可生物降解镁合金是医用金属材料的前沿方向，而多孔结构可进一步改善其生物和力学相容性。本项目提出采用固/气共晶定向凝固(Gasar工艺)制备镁合金规则多孔结构，实现生物和力学相容。选取典型可生物降解镁合金Mg-M(M=Zn,Mn,Ca)二元系作为研究对象，重点解决镁合金在Gasar凝固过程中糊状区枝晶与气泡相互作用机制、气泡形貌与凝固界面形貌关系、结构参数理论预测等关键科学问题。理论和实验相结合，系统研究制备工艺参数、合金化元素种类及加入量对镁合金多孔体的气孔形貌、气孔率以及气孔尺寸的影响规律，最终通过工艺参数的调节实现对气孔形貌、大小和分布的主动控制。在获得镁合金规则多孔结构基础上，研究其弹性模量、压缩强度和弯曲强度等力学性能与气孔率、孔径、形貌以及分布的关系。该项目的开展对于推动我国可降解镁合金生物医用材料的应用以及Gasar凝固理论的发展具有重要作用。

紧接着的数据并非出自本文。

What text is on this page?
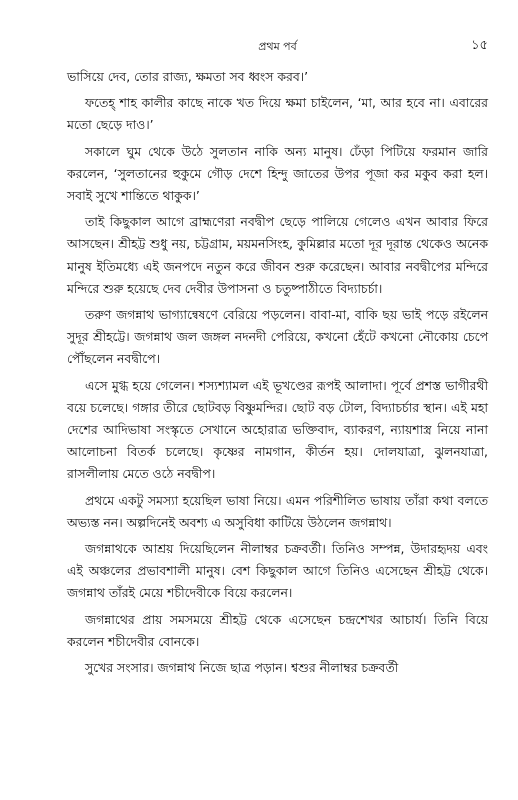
প্রথম পর্ব	১৫

ভাসিয়ে দেব, তোর রাজ্য, ক্ষমতা সব ধ্বংস করব।’

ফতেহ্ শাহ কালীর কাছে নাকে খত দিয়ে ক্ষমা চাইলেন, ‘মা, আর হবে না। এবারের মতো ছেড়ে দাও।’

সকালে ঘুম থেকে উঠে সুলতান নাকি অন্য মানুষ। ঢেঁড়া পিটিয়ে ফরমান জারি করলেন, ‘সুলতানের হুকুমে গৌড় দেশে হিন্দু জাতের উপর পূজা কর মকুব করা হল। সবাই সুখে শান্তিতে থাকুক।’

তাই কিছুকাল আগে ব্রাহ্মণেরা নবদ্বীপ ছেড়ে পালিয়ে গেলেও এখন আবার ফিরে আসছেন। শ্রীহট্ট শুধু নয়, চট্টগ্রাম, ময়মনসিংহ, কুমিল্লার মতো দূর দূরান্ত থেকেও অনেক মানুষ ইতিমধ্যে এই জনপদে নতুন করে জীবন শুরু করেছেন। আবার নবদ্বীপের মন্দিরে মন্দিরে শুরু হয়েছে দেব দেবীর উপাসনা ও চতুষ্পাঠীতে বিদ্যাচর্চা।

তরুণ জগন্নাথ ভাগ্যান্বেষণে বেরিয়ে পড়লেন। বাবা-মা, বাকি ছয় ভাই পড়ে রইলেন সুদূর শ্রীহট্টে। জগন্নাথ জল জঙ্গল নদনদী পেরিয়ে, কখনো হেঁটে কখনো নৌকোয় চেপে পৌঁছলেন নবদ্বীপে।

এসে মুগ্ধ হয়ে গেলেন। শস্যশ্যামল এই ভূখণ্ডের রূপই আলাদা। পূর্বে প্রশস্ত ভাগীরথী বয়ে চলেছে। গঙ্গার তীরে ছোটবড় বিষ্ণুমন্দির। ছোট বড় টোল, বিদ্যাচর্চার স্থান। এই মহা দেশের আদিভাষা সংস্কৃতে সেখানে অহোরাত্র ভক্তিবাদ, ব্যাকরণ, ন্যায়শাস্ত্র নিয়ে নানা আলোচনা বিতর্ক চলেছে। কৃষ্ণের নামগান, কীর্তন হয়। দোলযাত্রা, ঝুলনযাত্রা, রাসলীলায় মেতে ওঠে নবদ্বীপ।

প্রথমে একটু সমস্যা হয়েছিল ভাষা নিয়ে। এমন পরিশীলিত ভাষায় তাঁরা কথা বলতে অভ্যস্ত নন। অল্পদিনেই অবশ্য এ অসুবিধা কাটিয়ে উঠলেন জগন্নাথ।

জগন্নাথকে আশ্রয় দিয়েছিলেন নীলাম্বর চক্রবর্তী। তিনিও সম্পন্ন, উদারহৃদয় এবং এই অঞ্চলের প্রভাবশালী মানুষ। বেশ কিছুকাল আগে তিনিও এসেছেন শ্রীহট্ট থেকে। জগন্নাথ তাঁরই মেয়ে শচীদেবীকে বিয়ে করলেন।

জগন্নাথের প্রায় সমসময়ে শ্রীহট্ট থেকে এসেছেন চন্দ্রশেখর আচার্য। তিনি বিয়ে করলেন শচীদেবীর বোনকে।

সুখের সংসার। জগন্নাথ নিজে ছাত্র পড়ান। শ্বশুর নীলাম্বর চক্রবর্তী
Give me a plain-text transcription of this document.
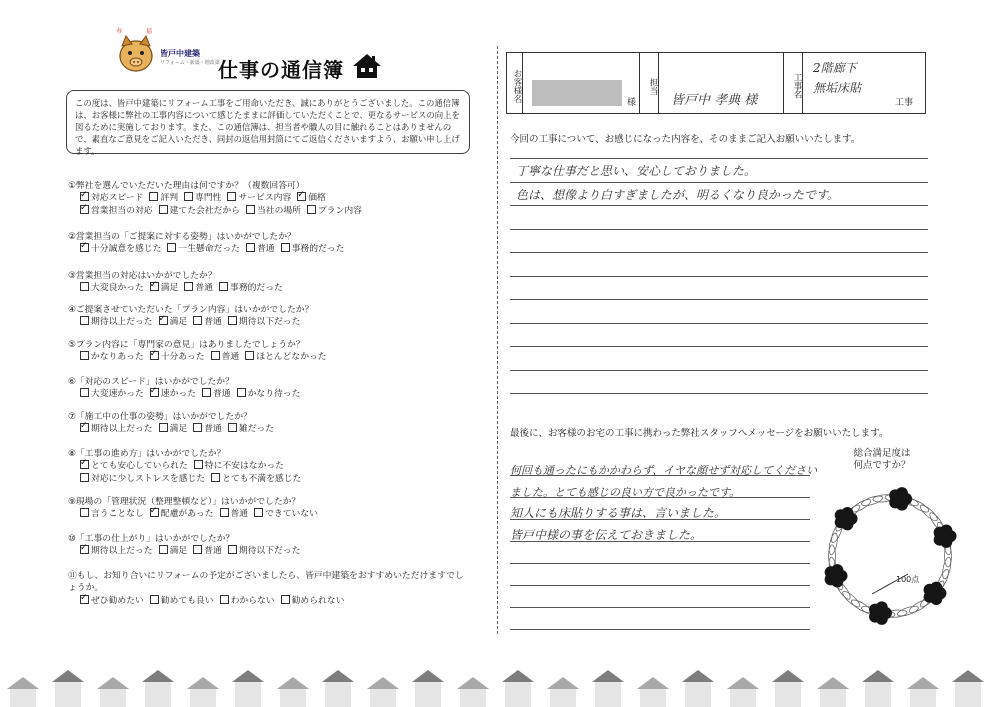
寿	福
皆戸中建築
リフォーム・新築・増改築
仕事の通信簿
この度は、皆戸中建築にリフォーム工事をご用命いただき、誠にありがとうございました。この通信簿は、お客様に弊社の工事内容について感じたままに評価していただくことで、更なるサービスの向上を図るために実施しております。また、この通信簿は、担当者や職人の目に触れることはありませんので、素直なご意見をご記入いただき、同封の返信用封筒にてご返信くださいますよう、お願い申し上げます。
①弊社を選んでいただいた理由は何ですか？（複数回答可）
✓対応スピード 評判 専門性 サービス内容 ✓ 価格
✓営業担当の対応 建てた会社だから 当社の場所 プラン内容
②営業担当の「ご提案に対する姿勢」はいかがでしたか？
✓十分誠意を感じた 一生懸命だった 普通 事務的だった
③営業担当の対応はいかがでしたか？
大変良かった ✓ 満足 普通 事務的だった
④ご提案させていただいた「プラン内容」はいかがでしたか？
期待以上だった ✓ 満足 普通 期待以下だった
⑤プラン内容に「専門家の意見」はありましたでしょうか？
かなりあった ✓ 十分あった 普通 ほとんどなかった
⑥「対応のスピード」はいかがでしたか？
大変速かった ✓ 速かった 普通 かなり待った
⑦「施工中の仕事の姿勢」はいかがでしたか？
✓期待以上だった 満足 普通 雑だった
⑧「工事の進め方」はいかがでしたか？
✓とても安心していられた 特に不安はなかった
対応に少しストレスを感じた とても不満を感じた
⑨現場の「管理状況（整理整頓など）」はいかがでしたか？
言うことなし ✓ 配慮があった 普通 できていない
⑩「工事の仕上がり」はいかがでしたか？
✓期待以上だった 満足 普通 期待以下だった
⑪もし、お知り合いにリフォームの予定がございましたら、皆戸中建築をおすすめいただけますでしょうか。
✓ぜひ勧めたい 勧めても良い わからない 勧められない
お客様名	様
担当
皆戸中 孝典 様
工事名
2階廊下
無垢床貼
工事
今回の工事について、お感じになった内容を、そのままご記入お願いいたします。
丁寧な仕事だと思い、安心しておりました。
色は、想像より白すぎましたが、明るくなり良かったです。
最後に、お客様のお宅の工事に携わった弊社スタッフへメッセージをお願いいたします。
何回も通ったにもかかわらず、イヤな顔せず対応してくださいました。とても感じの良い方で良かったです。
知人にも床貼りする事は、言いました。
皆戸中様の事を伝えておきました。
総合満足度は
何点ですか？
100点
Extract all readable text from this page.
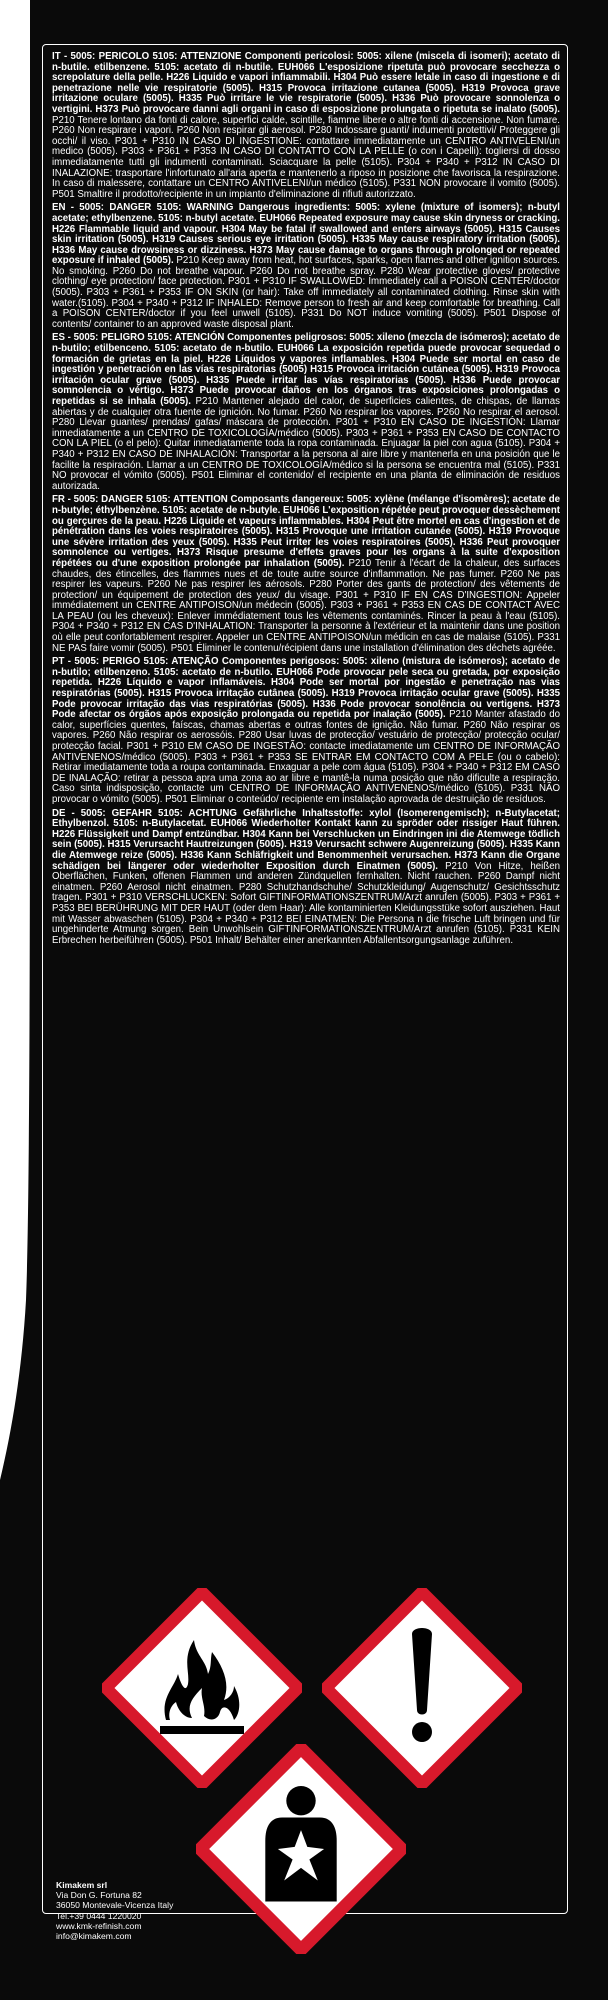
IT - 5005: PERICOLO 5105: ATTENZIONE Componenti pericolosi: 5005: xilene (miscela di isomeri); acetato di n-butile. etilbenzene. 5105: acetato di n-butile. EUH066 L'esposizione ripetuta può provocare secchezza o screpolature della pelle. H226 Liquido e vapori infiammabili. H304 Può essere letale in caso di ingestione e di penetrazione nelle vie respiratorie (5005). H315 Provoca irritazione cutanea (5005). H319 Provoca grave irritazione oculare (5005). H335 Può irritare le vie respiratorie (5005). H336 Può provocare sonnolenza o vertigini. H373 Può provocare danni agli organi in caso di esposizione prolungata o ripetuta se inalato (5005). P210 Tenere lontano da fonti di calore, superfici calde, scintille, fiamme libere o altre fonti di accensione. Non fumare. P260 Non respirare i vapori. P260 Non respirar gli aerosol. P280 Indossare guanti/ indumenti protettivi/ Proteggere gli occhi/ il viso. P301 + P310 IN CASO DI INGESTIONE: contattare immediatamente un CENTRO ANTIVELENI/un medico (5005). P303 + P361 + P353 IN CASO DI CONTATTO CON LA PELLE (o con i Capelli): togliersi di dosso immediatamente tutti gli indumenti contaminati. Sciacquare la pelle (5105). P304 + P340 + P312 IN CASO DI INALAZIONE: trasportare l'infortunato all'aria aperta e mantenerlo a riposo in posizione che favorisca la respirazione. In caso di malessere, contattare un CENTRO ANTIVELENI/un médico (5105). P331 NON provocare il vomito (5005). P501 Smaltire il prodotto/recipiente in un impianto d'eliminazione di rifiuti autorizzato.

EN - 5005: DANGER 5105: WARNING Dangerous ingredients: 5005: xylene (mixture of isomers); n-butyl acetate; ethylbenzene. 5105: n-butyl acetate. EUH066 Repeated exposure may cause skin dryness or cracking. H226 Flammable liquid and vapour. H304 May be fatal if swallowed and enters airways (5005). H315 Causes skin irritation (5005). H319 Causes serious eye irritation (5005). H335 May cause respiratory irritation (5005). H336 May cause drowsiness or dizziness. H373 May cause damage to organs through prolonged or repeated exposure if inhaled (5005). P210 Keep away from heat, hot surfaces, sparks, open flames and other ignition sources. No smoking. P260 Do not breathe vapour. P260 Do not breathe spray. P280 Wear protective gloves/ protective clothing/ eye protection/ face protection. P301 + P310 IF SWALLOWED: Immediately call a POISON CENTER/doctor (5005). P303 + P361 + P353 IF ON SKIN (or hair): Take off immediately all contaminated clothing. Rinse skin with water.(5105). P304 + P340 + P312 IF INHALED: Remove person to fresh air and keep comfortable for breathing. Call a POISON CENTER/doctor if you feel unwell (5105). P331 Do NOT induce vomiting (5005). P501 Dispose of contents/ container to an approved waste disposal plant.

ES - 5005: PELIGRO 5105: ATENCIÓN Componentes peligrosos: 5005: xileno (mezcla de isómeros); acetato de n-butilo; etilbenceno. 5105: acetato de n-butilo. EUH066 La exposición repetida puede provocar sequedad o formación de grietas en la piel. H226 Líquidos y vapores inflamables. H304 Puede ser mortal en caso de ingestión y penetración en las vías respiratorias (5005) H315 Provoca irritación cutánea (5005). H319 Provoca irritación ocular grave (5005). H335 Puede irritar las vías respiratorias (5005). H336 Puede provocar somnolencia o vértigo. H373 Puede provocar daños en los órganos tras exposiciones prolongadas o repetidas si se inhala (5005). P210 Mantener alejado del calor, de superficies calientes, de chispas, de llamas abiertas y de cualquier otra fuente de ignición. No fumar. P260 No respirar los vapores. P260 No respirar el aerosol. P280 Llevar guantes/ prendas/ gafas/ máscara de protección. P301 + P310 EN CASO DE INGESTIÓN: Llamar inmediatamente a un CENTRO DE TOXICOLOGÍA/médico (5005). P303 + P361 + P353 EN CASO DE CONTACTO CON LA PIEL (o el pelo): Quitar inmediatamente toda la ropa contaminada. Enjuagar la piel con agua (5105). P304 + P340 + P312 EN CASO DE INHALACIÓN: Transportar a la persona al aire libre y mantenerla en una posición que le facilite la respiración. Llamar a un CENTRO DE TOXICOLOGÍA/médico si la persona se encuentra mal (5105). P331 NO provocar el vómito (5005). P501 Eliminar el contenido/ el recipiente en una planta de eliminación de residuos autorizada.

FR - 5005: DANGER 5105: ATTENTION Composants dangereux: 5005: xylène (mélange d'isomères); acetate de n-butyle; éthylbenzène. 5105: acetate de n-butyle. EUH066 L'exposition répétée peut provoquer dessèchement ou gerçures de la peau. H226 Liquide et vapeurs inflammables. H304 Peut être mortel en cas d'ingestion et de pénétration dans les voies respiratoires (5005). H315 Provoque une irritation cutanée (5005). H319 Provoque une sévère irritation des yeux (5005). H335 Peut irriter les voies respiratoires (5005). H336 Peut provoquer somnolence ou vertiges. H373 Risque presume d'effets graves pour les organs à la suite d'exposition répétées ou d'une exposition prolongée par inhalation (5005). P210 Tenir à l'écart de la chaleur, des surfaces chaudes, des étincelles, des flammes nues et de toute autre source d'inflammation. Ne pas fumer. P260 Ne pas respirer les vapeurs. P260 Ne pas respirer les aérosols. P280 Porter des gants de protection/ des vêtements de protection/ un équipement de protection des yeux/ du visage. P301 + P310 IF EN CAS D'INGESTION: Appeler immédiatement un CENTRE ANTIPOISON/un médecin (5005). P303 + P361 + P353 EN CAS DE CONTACT AVEC LA PEAU (ou les cheveux): Enlever immédiatement tous les vêtements contaminés. Rincer la peau à l'eau (5105). P304 + P340 + P312 EN CAS D'INHALATION: Transporter la personne à l'extérieur et la maintenir dans une position où elle peut confortablement respirer. Appeler un CENTRE ANTIPOISON/un médicin en cas de malaise (5105). P331 NE PAS faire vomir (5005). P501 Éliminer le contenu/récipient dans une installation d'élimination des déchets agréée.

PT - 5005: PERIGO 5105: ATENÇÃO Componentes perigosos: 5005: xileno (mistura de isómeros); acetato de n-butilo; etilbenzeno. 5105: acetato de n-butilo. EUH066 Pode provocar pele seca ou gretada, por exposição repetida. H226 Líquido e vapor inflamáveis. H304 Pode ser mortal por ingestão e penetração nas vias respiratórias (5005). H315 Provoca irritação cutânea (5005). H319 Provoca irritação ocular grave (5005). H335 Pode provocar irritação das vias respiratórias (5005). H336 Pode provocar sonolência ou vertigens. H373 Pode afectar os órgãos após exposição prolongada ou repetida por inalação (5005). P210 Manter afastado do calor, superfícies quentes, faíscas, chamas abertas e outras fontes de ignição. Não fumar. P260 Não respirar os vapores. P260 Não respirar os aerossóis. P280 Usar luvas de protecção/ vestuário de protecção/ protecção ocular/ protecção facial. P301 + P310 EM CASO DE INGESTÃO: contacte imediatamente um CENTRO DE INFORMAÇÃO ANTIVENENOS/médico (5005). P303 + P361 + P353 SE ENTRAR EM CONTACTO COM A PELE (ou o cabelo): Retirar imediatamente toda a roupa contaminada. Enxaguar a pele com água (5105). P304 + P340 + P312 EM CASO DE INALAÇÃO: retirar a pessoa apra uma zona ao ar libre e mantê-la numa posição que não dificulte a respiração. Caso sinta indisposição, contacte um CENTRO DE INFORMAÇÃO ANTIVENENOS/médico (5105). P331 NÃO provocar o vómito (5005). P501 Eliminar o conteúdo/ recipiente em instalação aprovada de destruição de resíduos.

DE - 5005: GEFAHR 5105: ACHTUNG Gefährliche Inhaltsstoffe: xylol (Isomerengemisch); n-Butylacetat; Ethylbenzol. 5105: n-Butylacetat. EUH066 Wiederholter Kontakt kann zu spröder oder rissiger Haut führen. H226 Flüssigkeit und Dampf entzündbar. H304 Kann bei Verschlucken un Eindringen ini die Atemwege tödlich sein (5005). H315 Verursacht Hautreizungen (5005). H319 Verursacht schwere Augenreizung (5005). H335 Kann die Atemwege reize (5005). H336 Kann Schläfrigkeit und Benommenheit verursachen. H373 Kann die Organe schädigen bei längerer oder wiederholter Exposition durch Einatmen (5005). P210 Von Hitze, heißen Oberflächen, Funken, offenen Flammen und anderen Zündquellen fernhalten. Nicht rauchen. P260 Dampf nicht einatmen. P260 Aerosol nicht einatmen. P280 Schutzhandschuhe/ Schutzkleidung/ Augenschutz/ Gesichtsschutz tragen. P301 + P310 VERSCHLUCKEN: Sofort GIFTINFORMATIONSZENTRUM/Arzt anrufen (5005). P303 + P361 + P353 BEI BERÜHRUNG MIT DER HAUT (oder dem Haar): Alle kontaminierten Kleidungsstüke sofort ausziehen. Haut mit Wasser abwaschen (5105). P304 + P340 + P312 BEI EINATMEN: Die Persona n die frische Luft bringen und für ungehinderte Atmung sorgen. Bein Unwohlsein GIFTINFORMATIONSZENTRUM/Arzt anrufen (5105). P331 KEIN Erbrechen herbeiführen (5005). P501 Inhalt/ Behälter einer anerkannten Abfallentsorgungsanlage zuführen.

Kimakem srl
Via Don G. Fortuna 82
36050 Montevale-Vicenza Italy
Tel.+39 0444 1220020
www.kmk-refinish.com
info@kimakem.com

Biodegradable Mg-based alloy is a new frontier of biomedical materials and porous structure can further improve its biocompatibility and mechanical compatibility. In order to achieve a better biocompatibility and mechanical compatibility, this project will first make an attempt to fabricate regular porous Mg-based biodegradable alloys by the solid/gas eutectic directional solidification (Gasar process). Through practical Gasar solidification experiment of Mg-M(M=Zn,Mn,Ca) alloys, this project will focused on these key scientific items including the solidification interface/gas bubble interaction mechanism, pores structural control and theoretical prediction of porous structural parameters in Gasar solidification of magnesium alloys. Combining theoretical analysis and fabrication experiments, this project will systematically investigate influence of the processing parameters, adding content of different alloying elements on pore morphology, size and distribution, finally achieve the fabrication of biodegradable porous Mg-based alloys and active control of porous structural parameters. After that, the influence of porous structural parameters on the mechanical properties including the elastic modulus and the compression strength of porous Mg-M(M=Zn,Mn,Ca) alloys will be investigated systematically. These research contents will make a strong foundation for the biodegradable Mg-based alloys' application in the reparation and promote the development of solidification theory.